I’d argue, then, that the biggest challenge facing multiplayer developers isn’t the pursuit of creating a truly hacker-free game. That, based on current evidence, looks close to impossible. Instead, it’s expectation management: what’s a publicly acceptable proportion of hackers to breach the system, and maybe more importantly, how much can you ask of rule-abiding players before they start getting genuinely pissed off by your AC requirements? What’s a palatable Blackstone’s ratio of inconvenienced innocents versus catchable perps?

Two soldiers fire from behind cover, while another revives a wounded ally, in Battlefield 6.
Image credit: EA

So far, there haven’t been any recorded instances of EA – or Riot, whose Vanguard system also goes rooting around in the deepest depths of your PC – using kernel-access anti-cheat for anything untoward. But having to manually enable Secure Boot, especially if you’re not a frequent BIOS spelunker, is enough of a faff that for someone, somewhere, it’s going to chip away at goodwill. There have been recorded instances of user-end problems after the fact, too. The most ironic of which being that Battlefield 6’s anti-cheat can actually clash with Valorant’s, like two hench bouncers trying to fit through the same doorframe. Last year, a more extreme case of ‘acceptable loss’ calculations saw Steam Deck players booted permanently out of Apex Legends, on the grounds that the handheld’s Linux-based OS was making it too hard to keep cheaters away.

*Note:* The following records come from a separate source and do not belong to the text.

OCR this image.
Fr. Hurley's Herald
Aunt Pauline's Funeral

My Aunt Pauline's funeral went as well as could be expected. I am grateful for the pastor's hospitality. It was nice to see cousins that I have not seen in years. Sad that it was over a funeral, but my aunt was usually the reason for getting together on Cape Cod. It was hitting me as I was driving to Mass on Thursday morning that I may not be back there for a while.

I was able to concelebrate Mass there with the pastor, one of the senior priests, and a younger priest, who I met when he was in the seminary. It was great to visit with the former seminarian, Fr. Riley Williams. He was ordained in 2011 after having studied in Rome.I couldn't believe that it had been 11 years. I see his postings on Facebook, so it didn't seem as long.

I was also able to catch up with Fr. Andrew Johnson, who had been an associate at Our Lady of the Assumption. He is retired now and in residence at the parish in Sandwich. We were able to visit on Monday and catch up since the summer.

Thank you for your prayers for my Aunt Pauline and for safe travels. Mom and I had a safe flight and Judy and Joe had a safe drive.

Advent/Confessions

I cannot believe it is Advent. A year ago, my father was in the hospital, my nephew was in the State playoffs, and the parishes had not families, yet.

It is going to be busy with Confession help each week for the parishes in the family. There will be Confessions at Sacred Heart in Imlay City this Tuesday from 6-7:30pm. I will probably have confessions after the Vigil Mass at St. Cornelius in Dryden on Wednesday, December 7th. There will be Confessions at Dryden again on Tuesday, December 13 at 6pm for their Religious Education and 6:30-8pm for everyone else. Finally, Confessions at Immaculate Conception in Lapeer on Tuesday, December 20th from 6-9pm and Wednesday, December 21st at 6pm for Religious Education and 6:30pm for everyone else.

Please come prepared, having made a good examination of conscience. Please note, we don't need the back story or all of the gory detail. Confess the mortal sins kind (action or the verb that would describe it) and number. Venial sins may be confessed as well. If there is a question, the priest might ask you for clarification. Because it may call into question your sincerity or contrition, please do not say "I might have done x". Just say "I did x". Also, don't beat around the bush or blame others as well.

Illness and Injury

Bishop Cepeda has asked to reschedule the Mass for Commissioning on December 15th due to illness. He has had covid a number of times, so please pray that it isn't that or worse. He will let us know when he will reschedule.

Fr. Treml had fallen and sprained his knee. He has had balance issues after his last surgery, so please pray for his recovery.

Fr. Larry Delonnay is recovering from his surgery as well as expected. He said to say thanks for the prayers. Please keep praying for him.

For now, developers seem to be weighing security more heavily than convenience. Respawn would later, with barely concealed pride, wheel out an “infection rate” graph as evidence that dropping Linux support was a worthy sacrifice. And as for Battlefield 6… well, their beta just got half a million concurrents. For all the grumbling about Secure Boot, it sure does look like players are happy to go along with it.

Provided, anyway, that it’s in service of an anti-cheat system that broadly works – or at least one that enough people perceive to work. Secure Boot might not be a particularly strong turn-off, but the one thing that gets players quitting faster than being lasered by some prick with X-ray vision is the belief, justified or otherwise, that he or his ilk will show up in the next game too. Battlefield 6 can’t stop every single cheater. But it’ll need to keep quiet the ones that do.